Bila mengacu asumsi saya tadi: orang kaya cukup melakukan usaha seperempat kali orang rata-rata, bagaimana jadinya jika mereka melakoni usaha hidup satu kali kemampuan mereka atau malahan beyond limit? Ya, kita bisa melihat sekaligus merasakan hasilnya melalui aplikasi Go-Jek dari Nadiem Makarim dan Operating System Windows yang sudah seumur hidup Anda bajak sampai saat ini.

Keabadian kejayaan orang kaya linear dengan pola pikir mereka yang sangat kompatibel dengan dunia kerja maupun dunia usaha sejak mereka lahir.
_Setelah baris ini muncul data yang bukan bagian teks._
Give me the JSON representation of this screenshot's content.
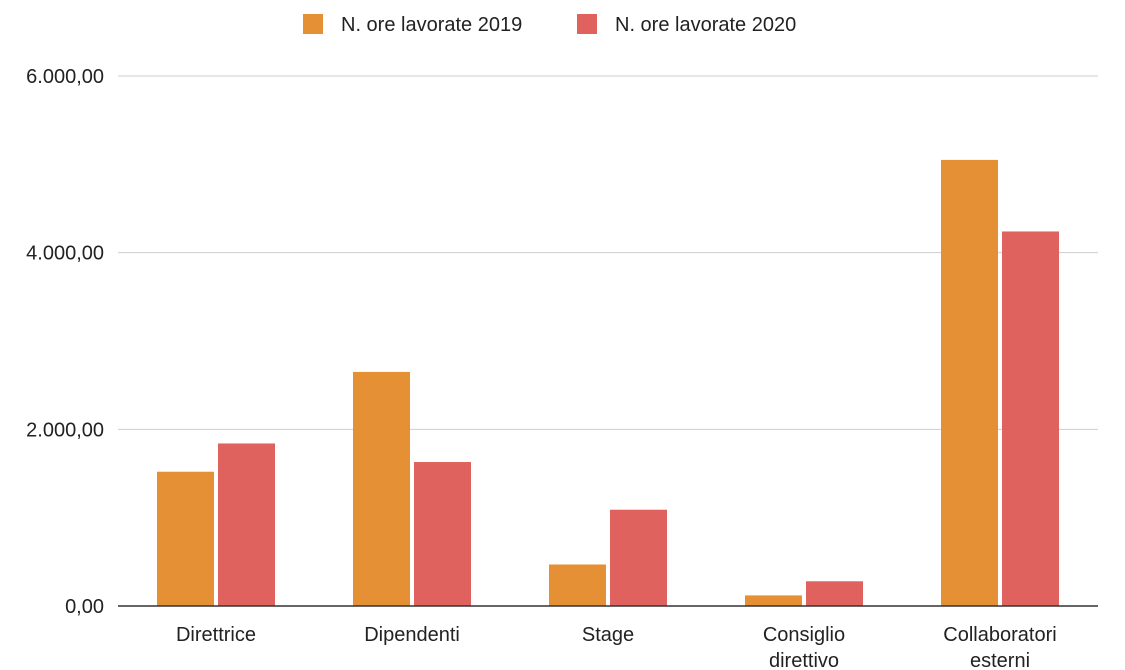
{
  "chart_data": {
    "type": "bar",
    "categories": [
      [
        "Direttrice"
      ],
      [
        "Dipendenti"
      ],
      [
        "Stage"
      ],
      [
        "Consiglio",
        "direttivo"
      ],
      [
        "Collaboratori",
        "esterni"
      ]
    ],
    "series": [
      {
        "name": "N. ore lavorate 2019",
        "color": "#e69036",
        "values": [
          1520,
          2650,
          470,
          120,
          5050
        ]
      },
      {
        "name": "N. ore lavorate 2020",
        "color": "#e0625e",
        "values": [
          1840,
          1630,
          1090,
          280,
          4240
        ]
      }
    ],
    "yticks": [
      0,
      2000,
      4000,
      6000
    ],
    "ytick_labels": [
      "0,00",
      "2.000,00",
      "4.000,00",
      "6.000,00"
    ],
    "ylim": [
      0,
      6000
    ],
    "grid": true,
    "legend_position": "top-center",
    "title": "",
    "xlabel": "",
    "ylabel": ""
  }
}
Mungkin nilai-nilai yang diwejangkan oleh orangtua mereka adalah bagaimana membuat mereka siap untuk hidup, bukan apa saja yang perlu dipersiapkan untuk bertahan hidup.
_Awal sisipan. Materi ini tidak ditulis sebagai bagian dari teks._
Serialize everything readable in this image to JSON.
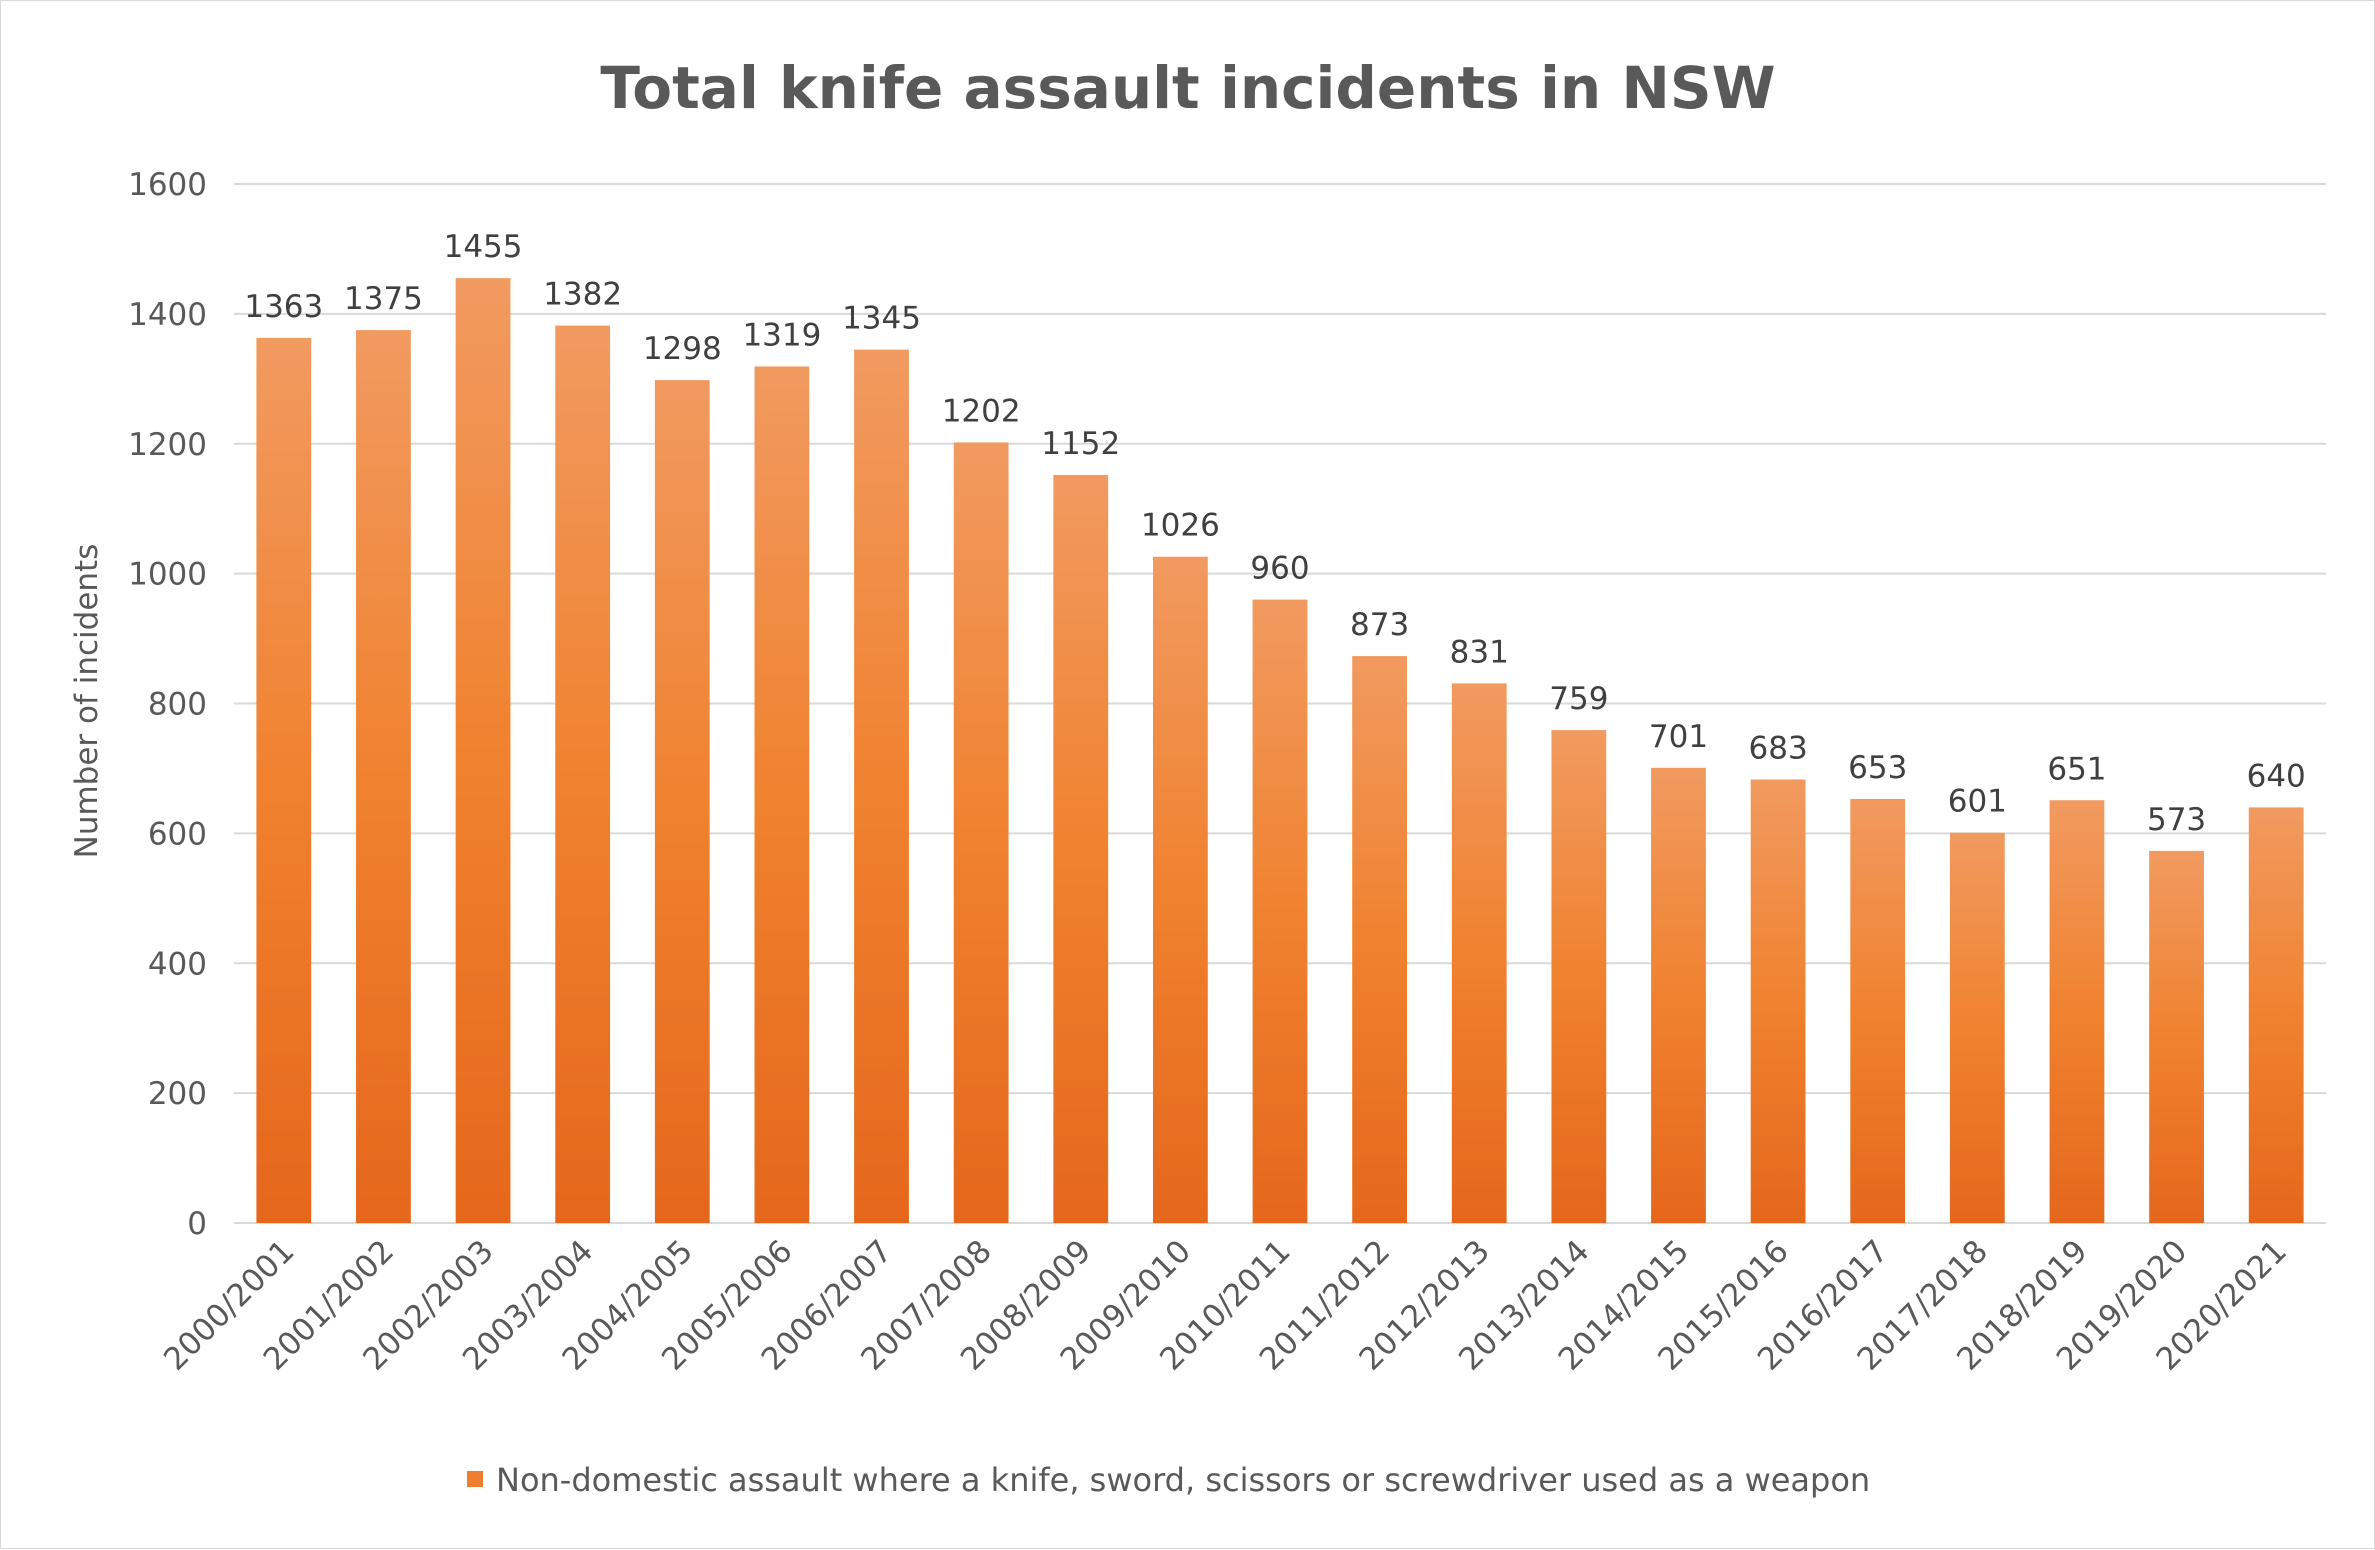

Simpelnya, orang kaya gak usah mikir buat sekolah di sekolah bagus di negara mana pun. Referensi mereka pun pasti bagus-bagus karena bebas beli buku-buku bagus, ngambil kursus-kursus bagus, nonton film-film bagus, dengerin musik-musik bagus yang katanya mencerdaskan stimulus otak, bahkan tayangan di televisi mereka bervariatif karena mampu berlangganan tv kabel. Jadi gimana caranya bikin mereka bodoh jika kesempatan untuk cerdas melimpah segitunya?

Mereka cerdas karena otak mereka tidak dibiasakan untuk mikirin cara ngirit uang bulanan dan biaya hidup lain yang makin mahal, tapi terus kritis memandang gejala-gejala baru apa yang enggak sreg sama logika mereka, sehingga bukan hal yang heran jika inovasi di segala sektor, kebanyakan lahir dari mereka-mereka yang berlatarbelakang ekonomi mapan.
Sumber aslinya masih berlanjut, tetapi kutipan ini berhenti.